Le brave Torrence ne peut pas imaginer, en effet, qu'une agence de police privée, même la célèbre Agence O, puisse travailler pour l'amour de l'art. Pourtant, Emile lui répond doucement:
— Peut-être pour le plaisir... Vous savez, Torrence, que j'aime beaucoup le bord des rivières... Moret est un coin enchanteur, à deux pas de la plus séduisante forêt du monde...
Et c'est vrai. Ils ont à peine traversé la forêt de Fontainebleau qu'ils découvrent le charmant village planté au bord du Loing. De chaque côté de la grand-rue, une auberge balance son enseigne dans le clair soleil du matin. A gauche, c'est l'Ecu-d'Or. A droite, le Cheval-Pie.
Les touristes qui ont envie de s'arrêter à Moret, fût-ce pour un simple déjeuner, doivent être bien embarrassés, comme le sont Torrence et son inséparable Emile En effet, ces deux auberges sont exactement du même type, de ce type fort sympathique d'ailleurs, qu'on trouve encore un peu partout dans les villages de l'Ile-de-France.
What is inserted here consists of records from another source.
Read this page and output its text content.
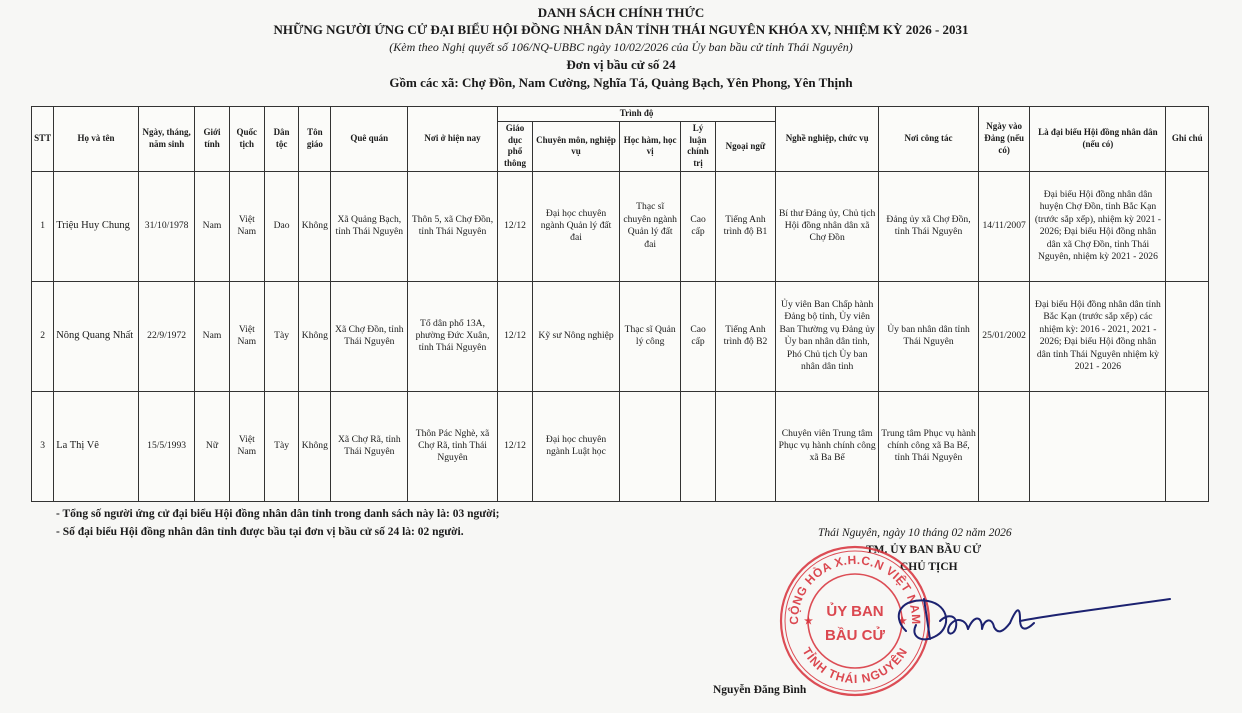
DANH SÁCH CHÍNH THỨC
NHỮNG NGƯỜI ỨNG CỬ ĐẠI BIỂU HỘI ĐỒNG NHÂN DÂN TỈNH THÁI NGUYÊN KHÓA XV, NHIỆM KỲ 2026 - 2031
(Kèm theo Nghị quyết số 106/NQ-UBBC ngày 10/02/2026 của Ủy ban bầu cử tỉnh Thái Nguyên)
Đơn vị bầu cử số 24
Gồm các xã: Chợ Đồn, Nam Cường, Nghĩa Tá, Quảng Bạch, Yên Phong, Yên Thịnh
STT	Họ và tên	Ngày, tháng, năm sinh	Giới tính	Quốc tịch	Dân tộc	Tôn giáo	Quê quán	Nơi ở hiện nay	Trình độ					Nghề nghiệp, chức vụ	Nơi công tác	Ngày vào Đảng (nếu có)	Là đại biểu Hội đồng nhân dân (nếu có)	Ghi chú
									Giáo dục phổ thông	Chuyên môn, nghiệp vụ	Học hàm, học vị	Lý luận chính trị	Ngoại ngữ					
1	Triệu Huy Chung	31/10/1978	Nam	Việt Nam	Dao	Không	Xã Quảng Bạch, tỉnh Thái Nguyên	Thôn 5, xã Chợ Đồn, tỉnh Thái Nguyên	12/12	Đại học chuyên ngành Quản lý đất đai	Thạc sĩ chuyên ngành Quản lý đất đai	Cao cấp	Tiếng Anh trình độ B1	Bí thư Đảng ủy, Chủ tịch Hội đồng nhân dân xã Chợ Đồn	Đảng ủy xã Chợ Đồn, tỉnh Thái Nguyên	14/11/2007	Đại biểu Hội đồng nhân dân huyện Chợ Đồn, tỉnh Bắc Kạn (trước sắp xếp), nhiệm kỳ 2021 - 2026; Đại biểu Hội đồng nhân dân xã Chợ Đồn, tỉnh Thái Nguyên, nhiệm kỳ 2021 - 2026	
2	Nông Quang Nhất	22/9/1972	Nam	Việt Nam	Tày	Không	Xã Chợ Đồn, tỉnh Thái Nguyên	Tổ dân phố 13A, phường Đức Xuân, tỉnh Thái Nguyên	12/12	Kỹ sư Nông nghiệp	Thạc sĩ Quản lý công	Cao cấp	Tiếng Anh trình độ B2	Ủy viên Ban Chấp hành Đảng bộ tỉnh, Ủy viên Ban Thường vụ Đảng ủy Ủy ban nhân dân tỉnh, Phó Chủ tịch Ủy ban nhân dân tỉnh	Ủy ban nhân dân tỉnh Thái Nguyên	25/01/2002	Đại biểu Hội đồng nhân dân tỉnh Bắc Kạn (trước sắp xếp) các nhiệm kỳ: 2016 - 2021, 2021 - 2026; Đại biểu Hội đồng nhân dân tỉnh Thái Nguyên nhiệm kỳ 2021 - 2026	
3	La Thị Vê	15/5/1993	Nữ	Việt Nam	Tày	Không	Xã Chợ Rã, tỉnh Thái Nguyên	Thôn Pác Nghè, xã Chợ Rã, tỉnh Thái Nguyên	12/12	Đại học chuyên ngành Luật học				Chuyên viên Trung tâm Phục vụ hành chính công xã Ba Bể	Trung tâm Phục vụ hành chính công xã Ba Bể, tỉnh Thái Nguyên			
- Tổng số người ứng cử đại biểu Hội đồng nhân dân tỉnh trong danh sách này là: 03 người;
- Số đại biểu Hội đồng nhân dân tỉnh được bầu tại đơn vị bầu cử số 24 là: 02 người.	Thái Nguyên, ngày 10 tháng 02 năm 2026
TM. ỦY BAN BẦU CỬ
CHỦ TỊCH
CỘNG HÒA X.H.C.N VIỆT NAM
TỈNH THÁI NGUYÊN
ỦY BAN
BẦU CỬ
★	★
Nguyễn Đăng Bình
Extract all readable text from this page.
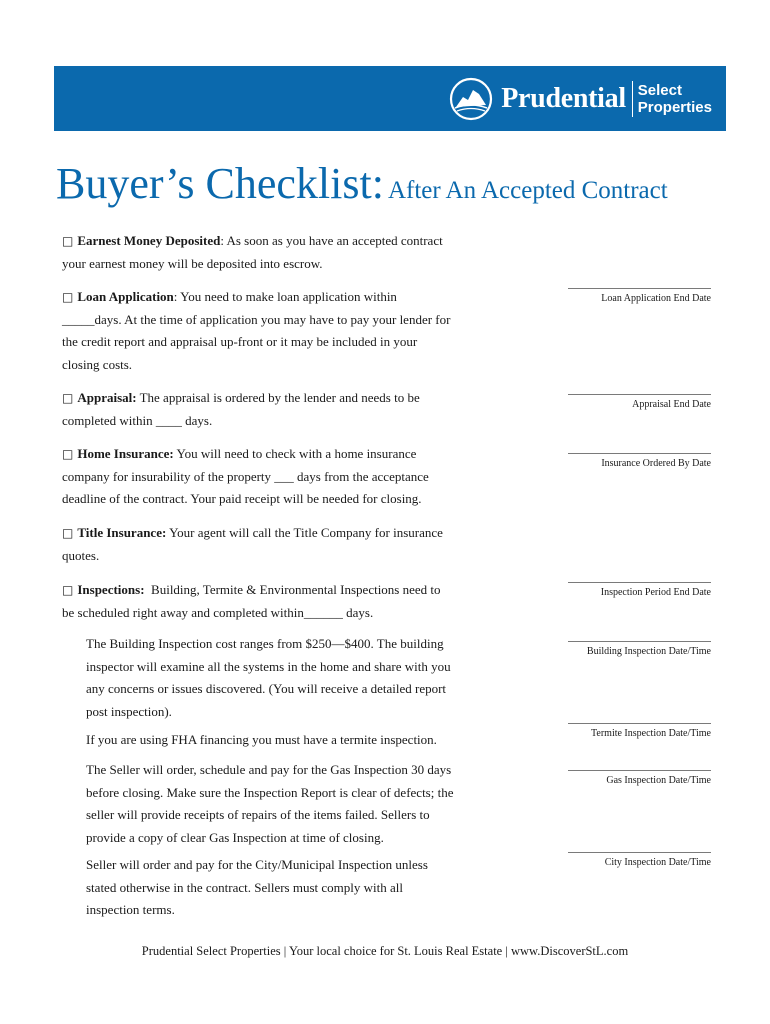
Prudential Select
Properties
Buyer’s Checklist: After An Accepted Contract
□ Earnest Money Deposited: As soon as you have an accepted contract
your earnest money will be deposited into escrow.
□ Loan Application: You need to make loan application within
_____days. At the time of application you may have to pay your lender for
the credit report and appraisal up-front or it may be included in your
closing costs.
□ Appraisal: The appraisal is ordered by the lender and needs to be
completed within ____ days.
□ Home Insurance: You will need to check with a home insurance
company for insurability of the property ___ days from the acceptance
deadline of the contract. Your paid receipt will be needed for closing.
□ Title Insurance: Your agent will call the Title Company for insurance
quotes.
□ Inspections:  Building, Termite & Environmental Inspections need to
be scheduled right away and completed within______ days.
The Building Inspection cost ranges from $250—$400. The building
inspector will examine all the systems in the home and share with you
any concerns or issues discovered. (You will receive a detailed report
post inspection).
If you are using FHA financing you must have a termite inspection.
The Seller will order, schedule and pay for the Gas Inspection 30 days
before closing. Make sure the Inspection Report is clear of defects; the
seller will provide receipts of repairs of the items failed. Sellers to
provide a copy of clear Gas Inspection at time of closing.
Seller will order and pay for the City/Municipal Inspection unless
stated otherwise in the contract. Sellers must comply with all
inspection terms.
Loan Application End Date
Appraisal End Date
Insurance Ordered By Date
Inspection Period End Date
Building Inspection Date/Time
Termite Inspection Date/Time
Gas Inspection Date/Time
City Inspection Date/Time
Prudential Select Properties | Your local choice for St. Louis Real Estate | www.DiscoverStL.com
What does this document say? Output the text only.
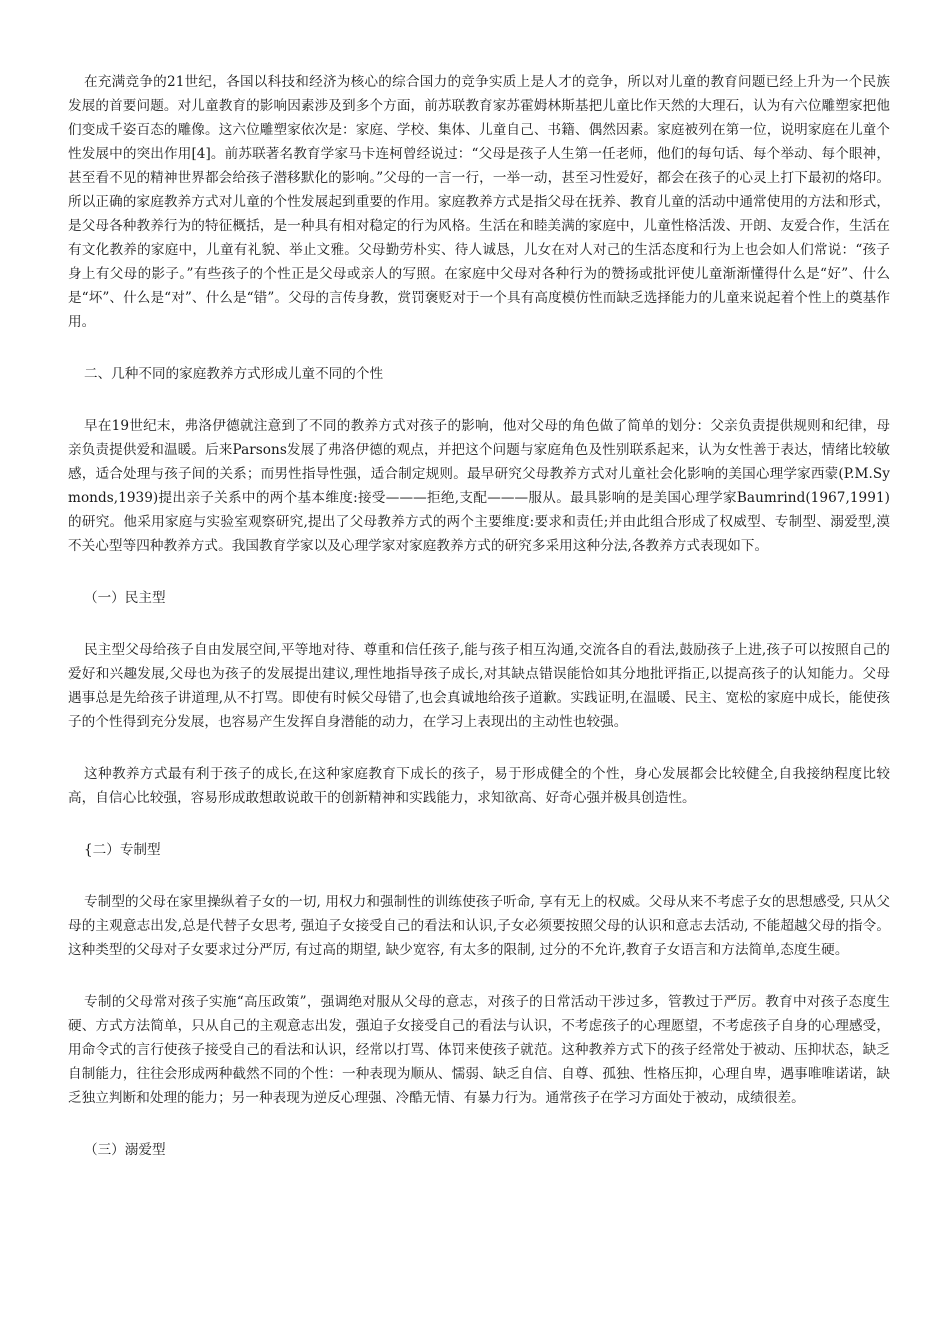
在充满竞争的21世纪，各国以科技和经济为核心的综合国力的竞争实质上是人才的竞争，所以对儿童的教育问题已经上升为一个民族发展的首要问题。对儿童教育的影响因素涉及到多个方面，前苏联教育家苏霍姆林斯基把儿童比作天然的大理石，认为有六位雕塑家把他们变成千姿百态的雕像。这六位雕塑家依次是：家庭、学校、集体、儿童自己、书籍、偶然因素。家庭被列在第一位，说明家庭在儿童个性发展中的突出作用[4]。前苏联著名教育学家马卡连柯曾经说过：“父母是孩子人生第一任老师，他们的每句话、每个举动、每个眼神，甚至看不见的精神世界都会给孩子潜移默化的影响。”父母的一言一行，一举一动，甚至习性爱好，都会在孩子的心灵上打下最初的烙印。所以正确的家庭教养方式对儿童的个性发展起到重要的作用。家庭教养方式是指父母在抚养、教育儿童的活动中通常使用的方法和形式，是父母各种教养行为的特征概括，是一种具有相对稳定的行为风格。生活在和睦美满的家庭中，儿童性格活泼、开朗、友爱合作，生活在有文化教养的家庭中，儿童有礼貌、举止文雅。父母勤劳朴实、待人诚恳，儿女在对人对己的生活态度和行为上也会如人们常说：“孩子身上有父母的影子。”有些孩子的个性正是父母或亲人的写照。在家庭中父母对各种行为的赞扬或批评使儿童渐渐懂得什么是“好”、什么是“坏”、什么是“对”、什么是“错”。父母的言传身教，赏罚褒贬对于一个具有高度模仿性而缺乏选择能力的儿童来说起着个性上的奠基作用。

二、几种不同的家庭教养方式形成儿童不同的个性

早在19世纪末，弗洛伊德就注意到了不同的教养方式对孩子的影响，他对父母的角色做了简单的划分：父亲负责提供规则和纪律，母亲负责提供爱和温暖。后来Parsons发展了弗洛伊德的观点，并把这个问题与家庭角色及性别联系起来，认为女性善于表达，情绪比较敏感，适合处理与孩子间的关系；而男性指导性强，适合制定规则。最早研究父母教养方式对儿童社会化影响的美国心理学家西蒙(P.M.Symonds,1939)提出亲子关系中的两个基本维度:接受———拒绝,支配———服从。最具影响的是美国心理学家Baumrind(1967,1991)的研究。他采用家庭与实验室观察研究,提出了父母教养方式的两个主要维度:要求和责任;并由此组合形成了权威型、专制型、溺爱型,漠不关心型等四种教养方式。我国教育学家以及心理学家对家庭教养方式的研究多采用这种分法,各教养方式表现如下。

（一）民主型

民主型父母给孩子自由发展空间,平等地对待、尊重和信任孩子,能与孩子相互沟通,交流各自的看法,鼓励孩子上进,孩子可以按照自己的爱好和兴趣发展,父母也为孩子的发展提出建议,理性地指导孩子成长,对其缺点错误能恰如其分地批评指正,以提高孩子的认知能力。父母遇事总是先给孩子讲道理,从不打骂。即使有时候父母错了,也会真诚地给孩子道歉。实践证明,在温暖、民主、宽松的家庭中成长，能使孩子的个性得到充分发展，也容易产生发挥自身潜能的动力，在学习上表现出的主动性也较强。

这种教养方式最有利于孩子的成长,在这种家庭教育下成长的孩子，易于形成健全的个性，身心发展都会比较健全,自我接纳程度比较高，自信心比较强，容易形成敢想敢说敢干的创新精神和实践能力，求知欲高、好奇心强并极具创造性。

{二）专制型

专制型的父母在家里操纵着子女的一切, 用权力和强制性的训练使孩子听命, 享有无上的权威。父母从来不考虑子女的思想感受, 只从父母的主观意志出发,总是代替子女思考, 强迫子女接受自己的看法和认识,子女必须要按照父母的认识和意志去活动, 不能超越父母的指令。这种类型的父母对子女要求过分严厉, 有过高的期望, 缺少宽容, 有太多的限制, 过分的不允许,教育子女语言和方法简单,态度生硬。

专制的父母常对孩子实施“高压政策”，强调绝对服从父母的意志，对孩子的日常活动干涉过多，管教过于严厉。教育中对孩子态度生硬、方式方法简单，只从自己的主观意志出发，强迫子女接受自己的看法与认识，不考虑孩子的心理愿望，不考虑孩子自身的心理感受，用命令式的言行使孩子接受自己的看法和认识，经常以打骂、体罚来使孩子就范。这种教养方式下的孩子经常处于被动、压抑状态，缺乏自制能力，往往会形成两种截然不同的个性：一种表现为顺从、懦弱、缺乏自信、自尊、孤独、性格压抑，心理自卑，遇事唯唯诺诺，缺乏独立判断和处理的能力；另一种表现为逆反心理强、冷酷无情、有暴力行为。通常孩子在学习方面处于被动，成绩很差。

（三）溺爱型
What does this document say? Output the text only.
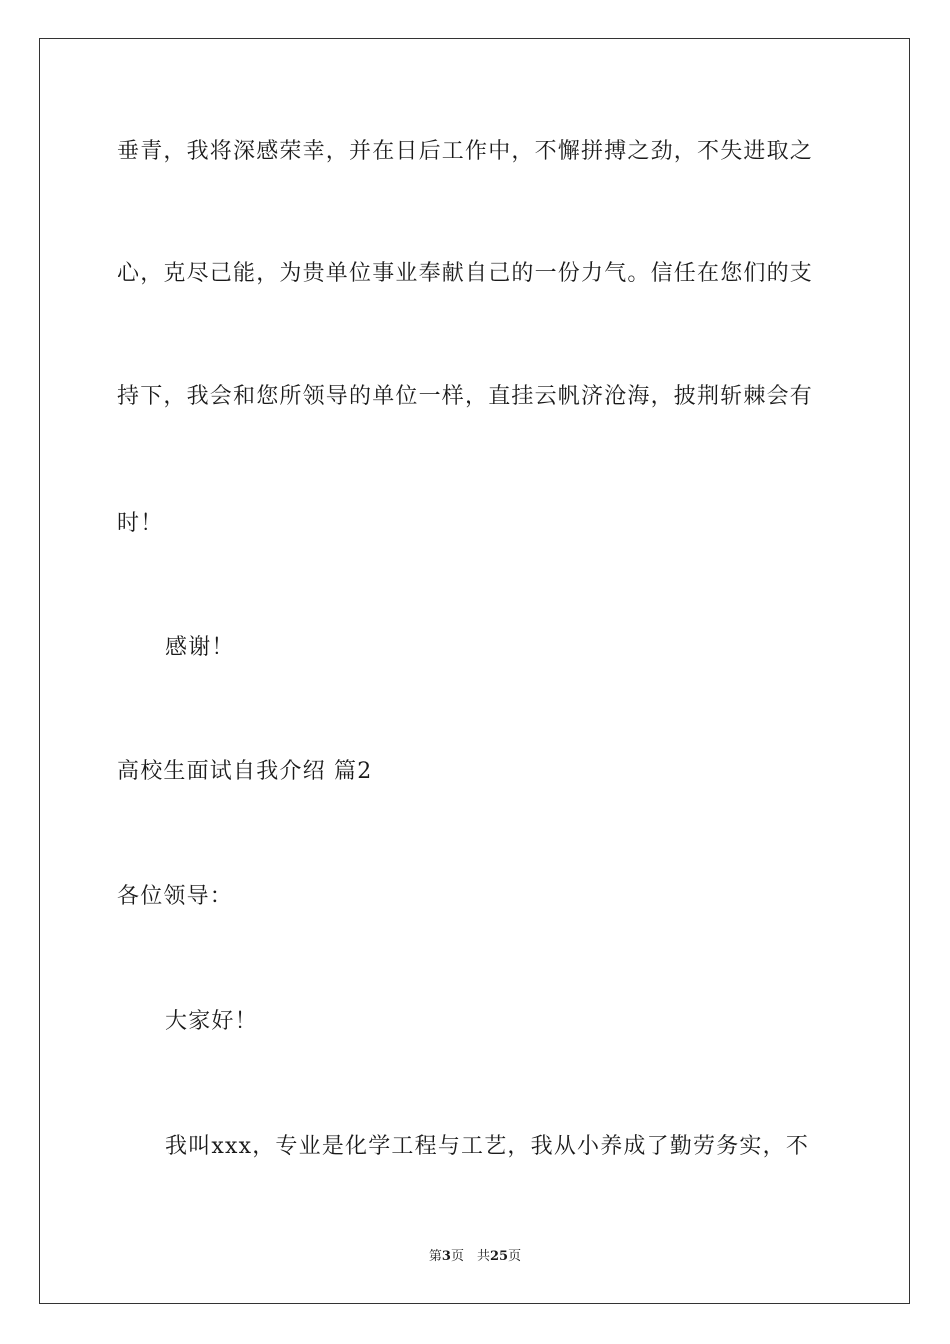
垂青，我将深感荣幸，并在日后工作中，不懈拼搏之劲，不失进取之
心，克尽己能，为贵单位事业奉献自己的一份力气。信任在您们的支
持下，我会和您所领导的单位一样，直挂云帆济沧海，披荆斩棘会有
时！
感谢！
高校生面试自我介绍 篇2
各位领导：
大家好！
我叫xxx，专业是化学工程与工艺，我从小养成了勤劳务实，不
第3页　共25页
Des tables pimpantes, sur les trottoirs. Le menu tenu par un maître d'hôtel en bois découpé. Des plantes vertes dans des tonneaux peints en vert.
On devine, dans la pénombre, une salle accueillante, sans prétention, une cuisine vaste où des servantes s'affairent tandis que le patron va et vient avec importance.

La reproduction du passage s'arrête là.